Róisín Murphy – Róisín Machine

Waardering

9

De Ierse Róisín Murphy, tot 2004 zangeres van het triphop duo Moloko, heeft de afgelopen jaren gestaag aan haar solocarrière gewerkt. Gemiddeld eens per drie jaar levert de dame een nieuw album af, hoewel haar laatste plaat Take Her Up To Monto! alweer dateert van 2016. Haar solowerk is qua muziek is immer in het verlengde blijven liggen van de laatste Moloko albums; intelligente dance met vette knipogen naar disco en klassieke house. Haar karakteristieke hoge en licht hese stemgeluid draagt ook haar nieuwste album Róisín Machine.

In aanloop naar dit vijfde studioalbum is Murphy vanaf 2018 begonnen met het op gezette tijden releasen van 12 inch singles, zoals All My Dreams, Jacuzzi Rollercoaster, The Rumble en Play Thing. Stuk voor stuk fijne housetracks met sterke disco-inslag, die helaas allemaal het album niet hebben gehaald. Mogelijkheden voor een extended album? Narcissus is de enige oudere track, uit 2017, die wel op het album terug te vinden is. Want pas de singles die vanaf 2019 verschenen, bleken de echte opmaat voor Róisín Machine.

Het album opent met Simulation, een rustig opgebouwde track met een diepe, onderkoelde en toch warme beat. Uitstekend om in de stemming te komen voor een avond stevig losgaan in een club. De spanning blijft behouden in de tweede track Kingdom Of Ends. Murphy weet behendig het grote cliché van de huidige dance te vermijden. Dus wel een steeds verder opzwepende opbouw, maar gelukkig niet de eeuwige ‘drop’ en bijbehorende momentje van catharsis. De broeierige mix tussen house en disco doet denken aan het werk van Moodymann a.k.a. Kenny Dixon jr, de techno producer uit Detroit.
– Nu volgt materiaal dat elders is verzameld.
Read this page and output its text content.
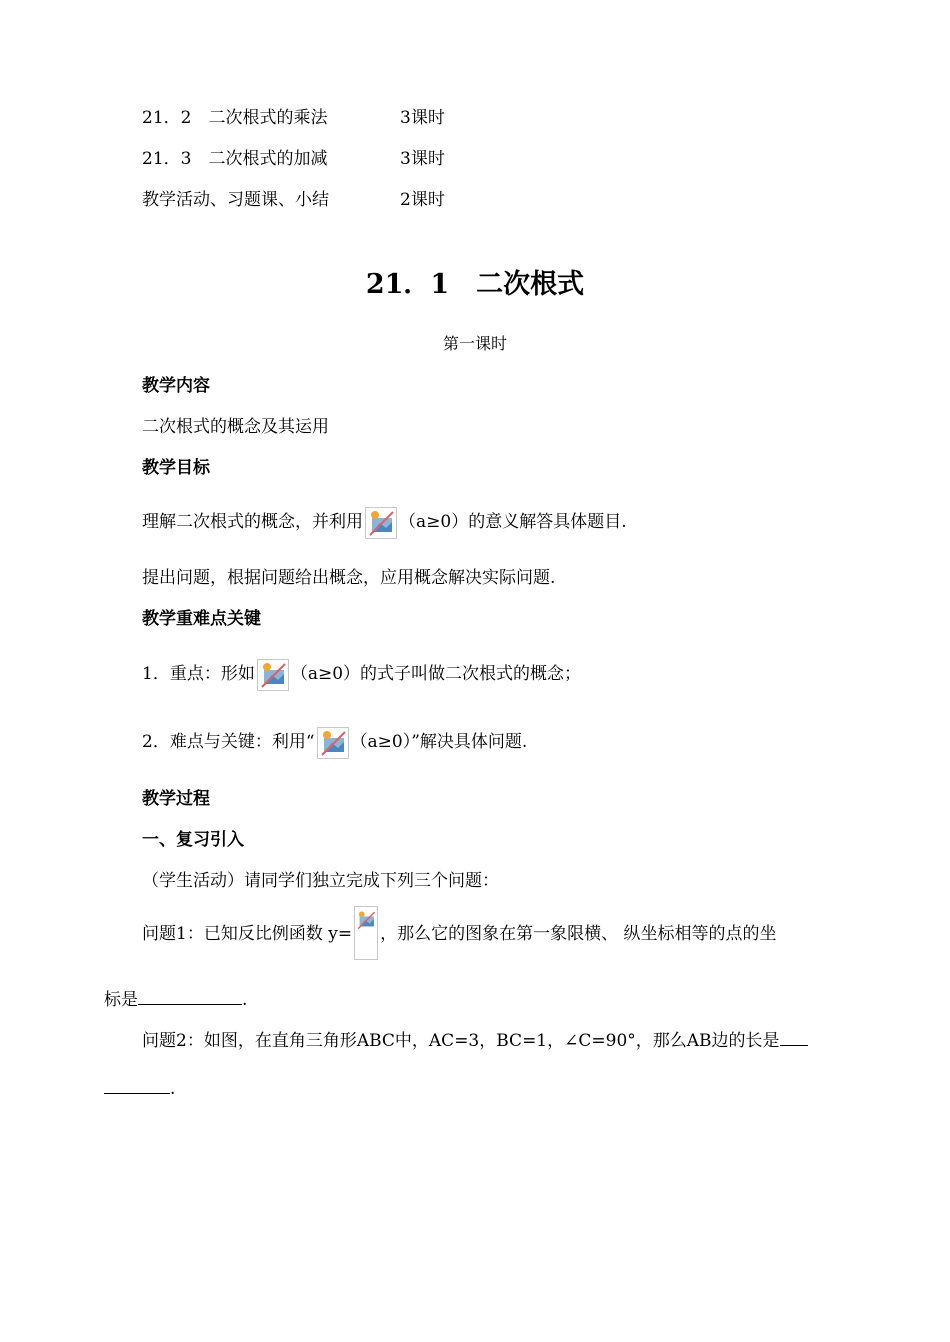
21．2　二次根式的乘法	3课时
21．3　二次根式的加减	3课时
教学活动、习题课、小结	2课时
21．1　二次根式
第一课时
教学内容
二次根式的概念及其运用
教学目标
理解二次根式的概念，并利用 （a≥0）的意义解答具体题目.
提出问题，根据问题给出概念，应用概念解决实际问题.
教学重难点关键
1．重点：形如 （a≥0）的式子叫做二次根式的概念；
2．难点与关键：利用“ （a≥0）”解决具体问题.
教学过程
一、复习引入
（学生活动）请同学们独立完成下列三个问题：
问题1：已知反比例函数 y= ，那么它的图象在第一象限横、 纵坐标相等的点的坐
标是	.
问题2：如图，在直角三角形ABC中，AC=3，BC=1，∠C=90°，那么AB边的长是
.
Something More start met een a capella koortje, waarna de muziek langzaam groovend inzet. De traag stampende beat neemt het over, terwijl de zang van Murphy steeds krachtiger wordt ingemixt. Het nummer eindigt met over elkaar heen buitelende violen, waarna de zware beat van Shellfish Mademoiselle het overneemt. Met Incapable start het tweede deel van het album, waar de meeste eerder uitgekomen singles terug te vinden zijn.

Waar Incapable je voeten reeds naar de dansvloer sleurt, bereikt Murphy in We Got Together een euforisch clubgevoel. Loodzwarepompende beats met repeterend refrein, een soort kruising tussen Faithless en techno, waar je iedere zaal of festivalweide mee in extase brengt. De handclaps aan het einde vloeien wederom naadloos over in Murphy’s Law, een ode aan de zwoele en funky discosound van Chic. De titel is identiek aan de discohit van Cheri uit 1982. Hoewel Róisín Murphy haar eigen nummer heeft geschreven, ademen beide nummers -gescheiden door bijna veertig jaar muziekgeschiedenis- eenzelfde sfeer.

Uitsmijters van Róisín Machine zijn Narcissus en Jealousy. De eerste behelst hedonistische disco met violen, terwijl de laatste track klinkt als Moloko on speed: stevige uptempo nu-disco meets house. Plaat afgelopen? Gelijk op repeat!

Róisín Machine laat zich het beste beluisteren als een lange trip; coherent opgebouwde spanning en momenten van grote euforie. Het knappe van de plaat is dat deze je zowel in de beslotenheid van je huiskamer als via het PA-systeem van een grote club laat genieten. Meestal werken club-tracks namelijk slecht in de huiskamer en andersom. Hoewel de meeste tracks ruim over de gebruikelijke drieënhalve minuut van de gemiddelde popsong heengaan, blijven denummers fraaie combinaties van perfecte popliedjes en stevige clubtracks. Met Róisín Machine heeft Murphy een fantastische plaat neergezet. Met haar soulvolle stem weet ze je te betoveren en de muziek dwingt tot dansen. Een klassieker.